Assignment 4
Neural Networks and Deep Learning
CSCI 5922
Spring 2017
Assigned Thu Oct 12, 2017
Due: Thu Oct 26, 2017
Assignment submission
Goal
The goal of this assignment is to use
tensorflow to explore convolutional nets and to optimize a
network for a challenging visual classification task.
Data Set
You will experiment with
CIFAR-10,
a data set of tiny (32x32) color images in 10 classes: airplane,
automobile, bird, cat, deer, dog, frog, horse, ship, truck. This
task is nontrivial: an error rate of 15-25% is likely.
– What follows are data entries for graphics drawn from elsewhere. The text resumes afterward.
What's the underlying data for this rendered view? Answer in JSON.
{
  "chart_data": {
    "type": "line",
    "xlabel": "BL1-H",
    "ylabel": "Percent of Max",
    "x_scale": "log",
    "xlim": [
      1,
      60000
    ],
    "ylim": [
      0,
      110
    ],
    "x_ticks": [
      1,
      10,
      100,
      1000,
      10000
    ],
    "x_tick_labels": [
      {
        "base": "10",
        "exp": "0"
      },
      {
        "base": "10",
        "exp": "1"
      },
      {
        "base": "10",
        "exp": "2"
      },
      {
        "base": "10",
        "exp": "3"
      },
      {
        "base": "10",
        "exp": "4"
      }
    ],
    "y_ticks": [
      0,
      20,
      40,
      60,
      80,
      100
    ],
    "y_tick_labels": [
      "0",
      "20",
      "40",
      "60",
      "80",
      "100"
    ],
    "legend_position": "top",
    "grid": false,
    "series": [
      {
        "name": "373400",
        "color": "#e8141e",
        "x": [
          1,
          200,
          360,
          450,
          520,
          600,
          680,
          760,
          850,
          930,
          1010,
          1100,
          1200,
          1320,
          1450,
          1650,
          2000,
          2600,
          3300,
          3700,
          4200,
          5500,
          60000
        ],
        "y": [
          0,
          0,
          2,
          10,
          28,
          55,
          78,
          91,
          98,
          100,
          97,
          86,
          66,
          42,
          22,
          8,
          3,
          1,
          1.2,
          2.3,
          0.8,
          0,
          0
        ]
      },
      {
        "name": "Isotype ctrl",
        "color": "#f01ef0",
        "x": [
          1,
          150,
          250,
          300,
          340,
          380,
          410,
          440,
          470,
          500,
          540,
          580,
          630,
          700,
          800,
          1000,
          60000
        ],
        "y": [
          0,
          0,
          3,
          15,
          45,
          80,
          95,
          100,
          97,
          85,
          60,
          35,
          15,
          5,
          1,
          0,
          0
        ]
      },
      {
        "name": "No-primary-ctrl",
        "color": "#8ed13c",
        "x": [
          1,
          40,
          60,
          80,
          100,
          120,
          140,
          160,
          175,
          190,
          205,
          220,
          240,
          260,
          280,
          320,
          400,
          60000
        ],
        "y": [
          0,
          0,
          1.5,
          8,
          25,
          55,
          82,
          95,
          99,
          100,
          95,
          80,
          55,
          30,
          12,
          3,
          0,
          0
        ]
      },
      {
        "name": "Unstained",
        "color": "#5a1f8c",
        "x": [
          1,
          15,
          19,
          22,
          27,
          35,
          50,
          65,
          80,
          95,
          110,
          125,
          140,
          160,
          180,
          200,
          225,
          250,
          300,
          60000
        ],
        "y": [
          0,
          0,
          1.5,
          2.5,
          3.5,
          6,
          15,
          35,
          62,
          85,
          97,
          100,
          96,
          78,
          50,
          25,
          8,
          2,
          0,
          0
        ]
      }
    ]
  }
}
The data set is divided into 50,000 training images and 10,000
test images.
For part 1 of the assignment, do not peek at
the test images. Instead, split your 50k training
examples into a training set and a validation set. Decide how
many examples to use for each
.
TensorFlow
has a very nice tutorial using
the CIFAR-10 data with a
sample architecture and code
for reading the data
and annealing learning rates,
etc. It is fair to start with
this demo and modify it to
optimize your architecture.
Part 1
(1a) Split your 50k training examples into a
training set and a validation set. Decide how many examples to
use for each. Describe your split into training and validation.
(You may wish to do
k-fold cross validation instead of
just a single fold of validation, or you may want to do
many-fold validation where you resample the training and
validation sets each time. Simply describe the strategy
you have selected.)
(1b) Use tensorflow to build a convolutional neural net for this
task. You can use any of the tricks we've discussed in the
course, including pooling, max-pooling, batch normalization,
data augmentation, residual networks, drop out, etc. Of course
there is a huge literature on CIFAR-10 on the web (
including
results from various approaches), but I ask you not to pay
much attention to this literature and try to invent your own
architecture from scratch. You will want to experiment with
different variations of your architecture and the combination of
tricks you use. I want you to report the history of experiments
you've performed by presenting the following information for
each variant:
- Describe the architecture in enough detail that another
member of the class could replicate the work. For
example, you may vary the number of hidden layers or whether
you are using dropout. But report details such as the
receptive field size of each convolutional layer and the
stride, and if you're using dropout, what dropout % you
chose.
- Report training classification accuracy (regardless of the
loss function you use for training) and the validation
classification accuracy.
You will undoubtably play with some minor variations (e.g.,
changing learning rates, loss function, etc.). You needn't
report every such tweek. My goal is for you to convey what you
believe are the most important architectural manipulations
needed to get good performance on this task.
Part 2
(2a) For the variation that obtained the best
performance in Part 1, compute error on the test set (the 10k
examples you had set aside until now).
Part 3 (Extra Credit)
It might be interesting to pull some examples
of images from the
80
million tiny images data set from classes other than the
10 classes you trained on, e.g., buildings or goats or
mailboxes. Run these images through your trained network and see
whether you can use the output entropy (or some similar measure)
to determine whether the test image can be rejected as not
belonging to any object category. If you pick an entropy
threshold, you will not only reject some of the out-of-class
examples, but you will also falsely reject some in-class
examples.
(3a) Describe the rejection criterion you use, and for that
criterion, report on the % of out-of-class examples you've
correctly rejected, but also the % of in-class examples (from
the test set) that you erroneously rejected.
Present objects from an untrained class.